If you don't have boost available, make your own array type you can stick into vector
template<typename T, size_t N>
struct array {
T data[N];
T &operator[](ptrdiff_t i) { return data[i]; }
T const &operator[](ptrdiff_t i) const { return data[i]; }
};
For easing the syntax of new, you can use an identity template which effectively is an in-place typedef (also available in boost)
template<typename T>
struct identity {
typedef T type;
};
If you want, you can also use a vector of std::pair<float, float>
std::vector< std::pair<float, float> > x(size);
// syntax: x[i].first, x[i].second
The array will be allocated at compile time, and since size is not a constant, the compiler cannot accurately determine its value.
You cannot have variable length arrays (as they are called in C99) in C++. You need to use dynamically allocated arrays (if the size varies) or a static integral constant expression for size.
The line float x[size][2] won't work, because arrays have to be allocated at compile time (with a few compiler-specific exceptions). If you want to be able to easily change the size of the array x at compile time, you can do this:
#define SIZE 100
float x[SIZE][2];
If you really want to allocate the array based on information you only have at runtime, you need to allocate the array dynamically with malloc or new.
The size of an automatic array must be a compile-time constant.
const int size = 100;
float x[size][2];
If the size weren't known at compile-time (e.g entered by the user, determined from the contents of the file), you'd need to use dynamic allocation, for example:
std::vector<std::pair<float, float> > x(somesize);
(Instead of a pair, a dedicated Point struct/class would make perfect sense.)
Because it expected a constant expression!
Array dimensions in C (ignoring C99's VLAs) and C++ must be quantities known at compile-time. That doesn't mean just labelled with const: they have to be hard-coded into the program.
Use dynamic allocation or std::vector (which is a wrapper around dynamic array allocation) to determine array sizes at run-time.
It is a restriction of the language. Array sizes must be constant expressions. Here's a partial jsutification from cplusplus.com
NOTE: The elements field within brackets [] which represents the number of elements the array is going to hold, must be a constant value, since arrays are blocks of non-dynamic memory whose size must be determined before execution.
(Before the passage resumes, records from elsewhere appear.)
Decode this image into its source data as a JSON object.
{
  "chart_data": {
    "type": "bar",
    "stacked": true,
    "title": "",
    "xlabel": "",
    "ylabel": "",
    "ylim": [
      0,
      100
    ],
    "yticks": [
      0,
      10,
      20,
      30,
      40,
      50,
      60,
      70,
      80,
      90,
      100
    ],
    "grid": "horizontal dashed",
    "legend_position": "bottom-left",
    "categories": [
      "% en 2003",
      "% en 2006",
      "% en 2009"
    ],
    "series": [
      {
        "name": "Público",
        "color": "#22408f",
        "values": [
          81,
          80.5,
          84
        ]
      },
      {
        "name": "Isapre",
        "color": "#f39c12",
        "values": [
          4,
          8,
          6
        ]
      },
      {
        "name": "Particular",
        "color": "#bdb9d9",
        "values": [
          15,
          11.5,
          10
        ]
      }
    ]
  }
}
In order to create arrays with a variable length dynamic memory is needed, which is explained later in these tutorials.
You haven't assigned any value to size; thus the compiler cannot allocate the memory for the array. (An array of null size? What?)
Additionally, you'd need to make SIZE a constant, and not a variable.
EDIT: Unfortunately, this response no longer makes sense since the poster has changed their question.